= Mr. Green Tea Ice Cream Company =

American specialty ice cream producer

Mr Green Tea logo

Mr. Green Tea Ice Cream Company is a third generation family owned business founded in 1968 by Santo (Sam) Emanuele in Brooklyn, New York, that specializes in the manufacture of exotic flavors including green tea, red bean, ginger, chai latte and black sesame.

==Introduction==
Mr. Green Tea serves tens of thousands of upscale restaurants throughout the country including some of the finest Japanese restaurants in the world, such as Michelin-starred Sushi of Gari and Zagat "Top Ten" Sushi Yasuda.

Martha Stewart served Mr. Green Tea at her 2005 staff holiday party. In 2009, Mr. Green Tea was served at various festival parties and events of the Sundance Film Festival. They have been featured on NJ 101.5 The Jersey Guys Show, and won the Judges' Choice award at the 94.3 The Points Dessert Wars."

Mr. Green Tea's product selection has had a huge influence on the specialty ice cream category and the specialty dessert category as a whole. "Everything was vanilla, Santo said. And, you know, I knew someone in Philadelphia who was doing some experiments, and we were discussing, and he said, 'Here's a good idea.' The Japanese restaurants were growing like mushrooms and why not try them? That was in the 1970's." It wasn't until many years later that specialty ice cream began to go mainstream with the help of the popularity of Ben & Jerry's.

==History==

Mr. Green Tea is named after their trademark ice cream flavor, green tea, which Santo created over forty years ago. "He worked on a recipe for green tea ice cream and peddled it to Japanese restaurant owners, who then coached him on how to refine it."

"With experience in the grocery and dairy industry, Santo sought out to develop new flavors of ice cream to appeal to the burgeoning NYC Japanese restaurant trade. Green Tea, Red Bean & Ginger were developed. Now in its third generation, Mr. Green Tea still handcrafts its exotic desserts using all natural ingredients."

With the strategic investment made by Marcus Lemonis in 2013, Mr. Green Tea has opened a state of the art food production facility in New Jersey that has allowed them to branch off into other areas within the food production industry, such as co-packing, contract manufacturing, private labeling and brand acquisition.

==Television==
On May 14, 2013, Mr. Green Tea was featured on the CNBC show Crowd Rules.

Businessman and star of CNBC's new primetime hit The Profit, Marcus Lemonis, saw the Mr.
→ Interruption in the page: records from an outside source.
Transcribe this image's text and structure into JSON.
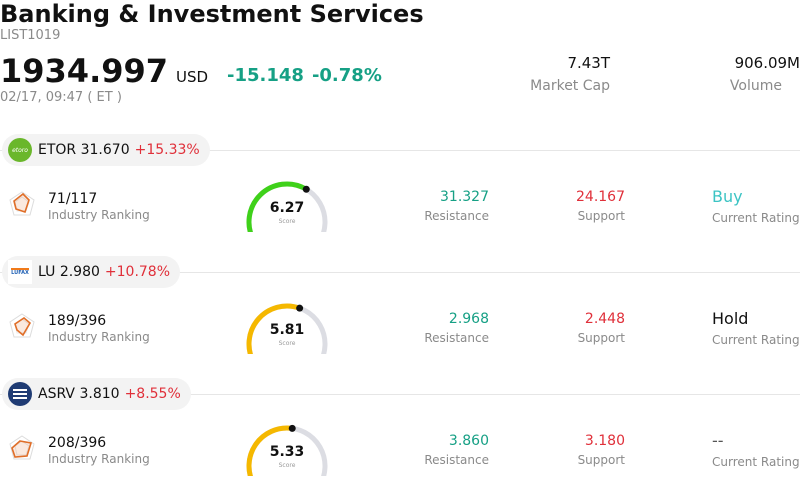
{
  "header": {
    "title": "Banking & Investment Services",
    "code": "LIST1019",
    "price": "1934.997",
    "currency": "USD",
    "change": "-15.148",
    "change_pct": "-0.78%",
    "timestamp": "02/17, 09:47  ( ET )",
    "market_cap_value": "7.43T",
    "market_cap_label": "Market Cap",
    "volume_value": "906.09M",
    "volume_label": "Volume"
  },
  "stocks": [
    {
      "ticker": "ETOR",
      "price": "31.670",
      "pct": "+15.33%",
      "logo_icon": "etoro-logo",
      "logo_color": "#6ab72b",
      "logo_text": "etoro",
      "ranking": "71/117",
      "ranking_label": "Industry Ranking",
      "score": "6.27",
      "score_label": "Score",
      "score_value": 6.27,
      "gauge_color": "#3fd11a",
      "resistance": "31.327",
      "resistance_label": "Resistance",
      "support": "24.167",
      "support_label": "Support",
      "rating": "Buy",
      "rating_color": "#3cc4c4",
      "rating_label": "Current Rating"
    },
    {
      "ticker": "LU",
      "price": "2.980",
      "pct": "+10.78%",
      "logo_icon": "lufax-logo",
      "logo_color": "#ffffff",
      "logo_text": "LUFAX",
      "ranking": "189/396",
      "ranking_label": "Industry Ranking",
      "score": "5.81",
      "score_label": "Score",
      "score_value": 5.81,
      "gauge_color": "#f5b800",
      "resistance": "2.968",
      "resistance_label": "Resistance",
      "support": "2.448",
      "support_label": "Support",
      "rating": "Hold",
      "rating_color": "#111111",
      "rating_label": "Current Rating"
    },
    {
      "ticker": "ASRV",
      "price": "3.810",
      "pct": "+8.55%",
      "logo_icon": "ameriserv-logo",
      "logo_color": "#1f3b73",
      "logo_text": "",
      "ranking": "208/396",
      "ranking_label": "Industry Ranking",
      "score": "5.33",
      "score_label": "Score",
      "score_value": 5.33,
      "gauge_color": "#f5b800",
      "resistance": "3.860",
      "resistance_label": "Resistance",
      "support": "3.180",
      "support_label": "Support",
      "rating": "--",
      "rating_color": "#555555",
      "rating_label": "Current Rating"
    }
  ]
}
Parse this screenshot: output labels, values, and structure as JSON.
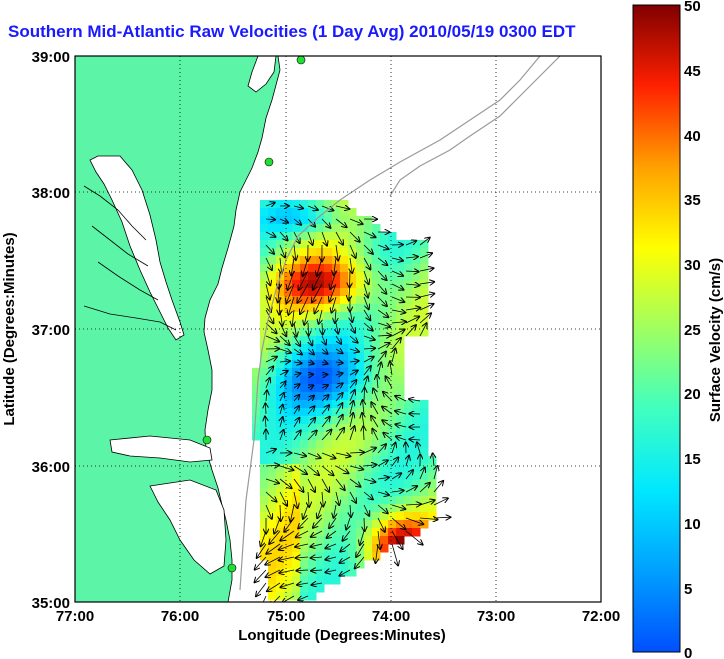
{
  "title": "Southern Mid-Atlantic Raw Velocities (1 Day Avg) 2010/05/19 0300 EDT",
  "xaxis": {
    "label": "Longitude (Degrees:Minutes)",
    "ticks": [
      "77:00",
      "76:00",
      "75:00",
      "74:00",
      "73:00",
      "72:00"
    ]
  },
  "yaxis": {
    "label": "Latitude (Degrees:Minutes)",
    "ticks": [
      "39:00",
      "38:00",
      "37:00",
      "36:00",
      "35:00"
    ]
  },
  "colorbar": {
    "label": "Surface Velocity (cm/s)",
    "ticks": [
      "50",
      "45",
      "40",
      "35",
      "30",
      "25",
      "20",
      "15",
      "10",
      "5",
      "0"
    ],
    "range": [
      0,
      50
    ],
    "colormap": "jet"
  },
  "map": {
    "lon_range": [
      -77,
      -72
    ],
    "lat_range": [
      35,
      39
    ],
    "land_color": "#5cf5a8",
    "grid": "dotted",
    "colors": {
      "coast": "#000000",
      "bathymetry": "#9a9a9a",
      "station": "#22dd33"
    }
  }
}
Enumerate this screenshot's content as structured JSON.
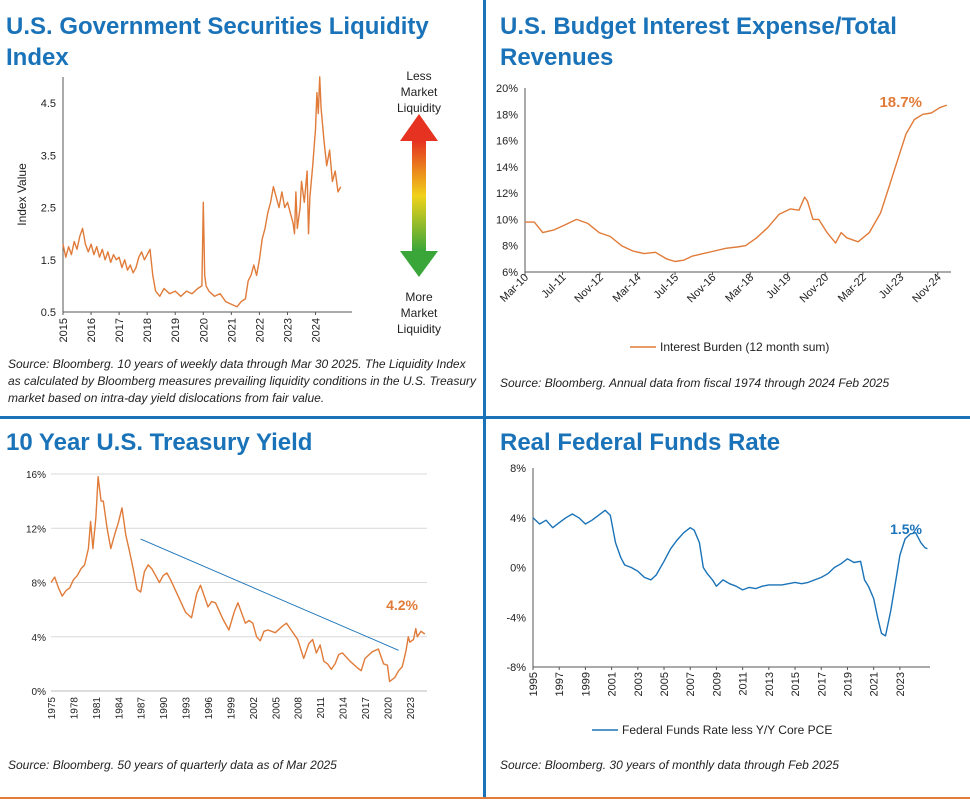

Green Tea family on Crowd Rules and requested them to be cast for The Profit. "I was getting intimately involved with the casting, because I'm not gonna put my own money into something I don't like. And I watched the Crowd Rules episode. We were literally in the middle of production; we had all the companies chosen; and I watched the episode and fell in love with the family dynamic -- and I love ice cream, I'm a big candy guy. And I called the network and said, 'Look, these people' -- they should have won, first of all, in that episode, but that's neither here nor there, and they hit the jackpot anyway -- and I called the network and said 'Look, I want an audible here, I love these people. Would you consider allowing them to be one of the companies that I take a look at.' "

The ensuing relationship led to a partnership with Mr. Lemonis and ultimately to being featured on the season one finale of The Profit.

Marcus Lemonis made some changes and helped expand the company. “Since Lemonis brought manufacturing in-house, margins have increased, sales volume is up 50 percent, and the valuation has jumped from $12.5 million to $117.5 million. Lemonis is integrating it with his other sweet investments.”